Folgenlos können solche Versäumnisse und die wieder einmal mißlungene rechtliche Aufarbeitung nicht bleiben. Zum Ausgleich dafür dürfte Joachim Gauck mit seinem Rede- und Verständnistalent ein Glücksfall im Interesse derer sein, die als Opfer wissen wollten, wer ihre Bildungskarriere, Berufslaufbahn, Gesundheit, Familie, Freiheit und Lebenswürde systematisch zerstören half.
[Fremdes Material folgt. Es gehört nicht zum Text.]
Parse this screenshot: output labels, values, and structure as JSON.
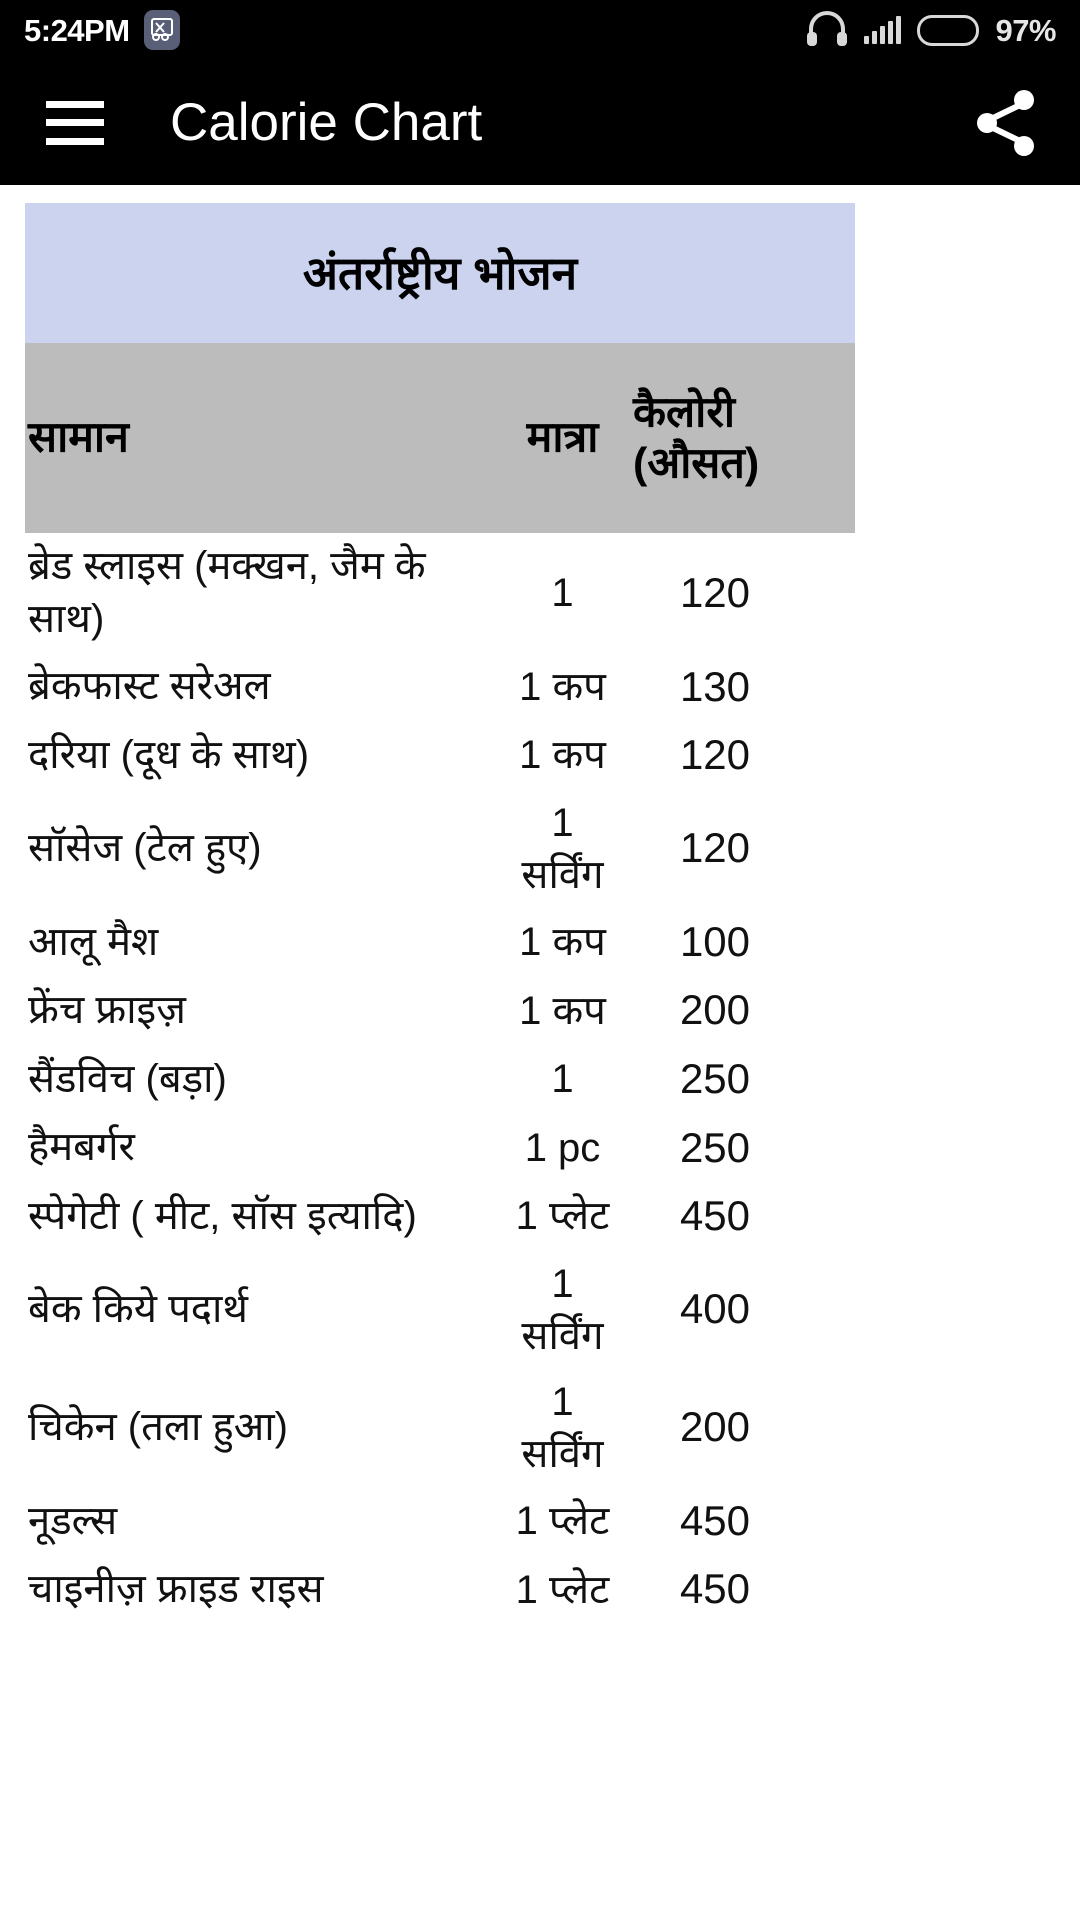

Auch der Nachfrage der Wissenschaftler, in das Getriebe einer mit deutscher Gründlichkeit betriebenen Diktatur Einsicht nehmen zu können, konnte relativ schnell entsprochen werden. Wobei man freilich immer wieder erwähnen sollte, welche Anstrengungen bis hin zum Hungerstreik einiger Bürgerrechtler nötig waren, sich gegen das Gebaren der westdeutschen Parlamentarier und Juristen durchzusetzen. Eine schwache Persönlichkeit hätte der Allianz jener Kräfte, die regelmäßig die Schließung der Akten oder gar ihre Vernichtung forderten, kaum widerstehen können.

Andererseits besteht kein Grund, Gauck schon zu Lebzeiten auf den Sockel heben zu wollen. Aus ihm ist längst, trotz seiner äußerlich sanft wirkenden Weise, ein entschlossener Realist geworden, der nach Max Weber den bequemen Halbwahrheiten die unbequemen Wahrheiten vorzieht.

 

Siegmar Faust, 56, saß in der DDR zweimal wegen "staatsfeindlicher Hetze" im Gefängnis und wurde 1976 von der Bundesregierung freigekauft. Von 1996 bis 1999 war er Landesbeauftragter für die Stasi-Unterlagen in Sachsen. Heute lebt er wieder als Schriftsteller in der Nähe von Würzburg.